Kementerian Pertanian (Kementan) melalui Direktorat Jenderal Peternakan dan Kesehatan Hewan (Ditjen PKH) telah mengambil langkah strategis dengan mengirimkan surat resmi kepada Badan Gizi Nasional (BGN). Upaya ini dilakukan guna mendorong penyerapan stok telur dari peternak lokal di tengah kondisi pasar yang sedang lesu.
Langkah tersebut diambil menyusul merosotnya harga telur di tingkat peternak sejak awal Mei lalu. Dirjen PKH Agung Suganda berharap Badan Gizi Nasional dapat menginstruksikan Satuan Pelayanan Pemenuhan Gizi (SPPG) untuk memprioritaskan telur lokal dalam program Makan Bergizi Gratis (MBG).
Dukungan untuk Peternak Lokal Melalui Program MBG
Agung Suganda menjelaskan bahwa usulan ini bertujuan agar menu pangan dalam program Makan Bergizi Gratis lebih banyak menggunakan telur peternak rakyat. Hal ini disampaikan secara resmi melalui keterangan tertulis pada Minggu (7/6/2026).
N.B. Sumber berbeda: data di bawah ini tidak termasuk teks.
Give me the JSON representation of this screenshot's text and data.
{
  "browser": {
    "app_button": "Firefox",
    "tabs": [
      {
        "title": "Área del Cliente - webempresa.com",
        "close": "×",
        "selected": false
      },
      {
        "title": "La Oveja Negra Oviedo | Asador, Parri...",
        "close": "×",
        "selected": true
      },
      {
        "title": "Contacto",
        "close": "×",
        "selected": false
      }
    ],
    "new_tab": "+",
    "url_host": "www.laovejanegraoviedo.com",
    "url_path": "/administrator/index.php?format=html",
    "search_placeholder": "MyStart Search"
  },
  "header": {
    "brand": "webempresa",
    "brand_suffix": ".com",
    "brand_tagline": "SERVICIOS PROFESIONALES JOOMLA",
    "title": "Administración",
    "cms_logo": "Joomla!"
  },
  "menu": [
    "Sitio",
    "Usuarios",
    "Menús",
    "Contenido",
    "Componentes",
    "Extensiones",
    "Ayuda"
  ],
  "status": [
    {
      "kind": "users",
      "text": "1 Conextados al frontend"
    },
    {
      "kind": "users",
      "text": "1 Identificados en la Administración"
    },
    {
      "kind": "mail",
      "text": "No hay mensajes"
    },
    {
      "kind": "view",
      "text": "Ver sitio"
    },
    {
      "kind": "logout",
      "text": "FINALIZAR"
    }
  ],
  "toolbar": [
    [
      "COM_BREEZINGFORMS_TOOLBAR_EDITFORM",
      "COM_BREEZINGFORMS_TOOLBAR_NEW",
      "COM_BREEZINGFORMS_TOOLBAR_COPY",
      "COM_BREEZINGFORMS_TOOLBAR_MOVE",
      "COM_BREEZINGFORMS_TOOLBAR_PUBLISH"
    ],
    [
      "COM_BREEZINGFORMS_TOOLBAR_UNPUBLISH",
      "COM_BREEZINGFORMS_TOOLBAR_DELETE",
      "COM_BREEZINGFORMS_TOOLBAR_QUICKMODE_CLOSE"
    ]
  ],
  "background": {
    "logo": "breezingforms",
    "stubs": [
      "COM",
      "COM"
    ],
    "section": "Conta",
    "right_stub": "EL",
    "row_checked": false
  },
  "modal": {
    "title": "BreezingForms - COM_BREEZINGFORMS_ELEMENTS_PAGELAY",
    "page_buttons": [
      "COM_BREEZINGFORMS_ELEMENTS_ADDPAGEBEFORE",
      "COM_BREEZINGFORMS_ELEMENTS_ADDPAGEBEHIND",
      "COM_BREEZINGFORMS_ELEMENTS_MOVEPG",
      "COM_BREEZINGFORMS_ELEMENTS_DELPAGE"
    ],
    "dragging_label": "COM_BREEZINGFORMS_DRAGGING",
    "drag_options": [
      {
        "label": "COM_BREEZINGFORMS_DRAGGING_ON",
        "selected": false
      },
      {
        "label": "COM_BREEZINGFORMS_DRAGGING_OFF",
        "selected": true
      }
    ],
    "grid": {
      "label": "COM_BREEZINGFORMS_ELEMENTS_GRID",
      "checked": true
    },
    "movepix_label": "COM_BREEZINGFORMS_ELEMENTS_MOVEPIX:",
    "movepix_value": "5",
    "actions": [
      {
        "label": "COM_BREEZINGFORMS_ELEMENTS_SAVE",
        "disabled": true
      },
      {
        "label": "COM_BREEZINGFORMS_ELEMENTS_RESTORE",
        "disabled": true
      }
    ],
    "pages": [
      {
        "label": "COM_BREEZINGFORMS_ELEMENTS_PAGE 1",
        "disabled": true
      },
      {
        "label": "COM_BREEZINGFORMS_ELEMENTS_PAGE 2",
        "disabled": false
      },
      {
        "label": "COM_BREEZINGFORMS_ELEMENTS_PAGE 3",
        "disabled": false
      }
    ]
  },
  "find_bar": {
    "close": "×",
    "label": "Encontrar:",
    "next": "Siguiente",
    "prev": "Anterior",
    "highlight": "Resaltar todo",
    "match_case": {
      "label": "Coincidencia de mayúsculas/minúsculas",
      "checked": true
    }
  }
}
Kementan mendorong agar SPPG membeli telur langsung dari produsen dengan mengacu pada Harga Acuan Pembelian (HAP) sebesar Rp26.500 per kilogram. Dengan penetapan harga ini, diharapkan para peternak tidak mengalami kerugian akibat fluktuasi harga pasar yang tidak menentu.
Respons positif diberikan oleh Badan Gizi Nasional dengan menerbitkan Surat Edaran (SE) Nomor SE/01/06/V/2026. Edaran tersebut menginstruksikan seluruh satuan layanan di bawah koordinasi mereka untuk menyerap produksi telur lokal sesuai standar harga yang telah disepakati.
Koordinasi Pemerintah Atasi Anjloknya Harga Telur
Masalah jatuhnya harga telur ini juga menjadi pembahasan utama dalam Rapat Koordinasi (Rakortas) di Kementerian Perdagangan pada Kamis (4/6/2026). Menteri Perdagangan Budi Santoso menekankan pentingnya intervensi pemerintah di daerah-daerah sentra produksi.
Beberapa poin utama hasil koordinasi antar kementerian dan lembaga terkait meliputi:
- Instruksi kepada Badan Gizi Nasional untuk melakukan penyerapan telur di wilayah dengan harga jual yang paling rendah.
- Pemberian izin penggunaan telur ayam ras dan daging sebagai komponen bantuan pangan nasional saat harga pasar sedang jatuh.
- Upaya menstabilkan kembali harga jual di tingkat produsen agar kembali menyentuh angka Harga Acuan Pembelian (HAP).
- Fokus penyerapan pada daerah sentra peternakan, khususnya di wilayah Jawa Timur seperti Blitar yang terdampak paling signifikan.
Kebijakan ini diharapkan mampu mendongkrak harga telur yang sempat tertekan. Melalui mekanisme bantuan pangan dan program gizi, kelebihan pasokan di pasar dapat dialihkan secara produktif untuk masyarakat.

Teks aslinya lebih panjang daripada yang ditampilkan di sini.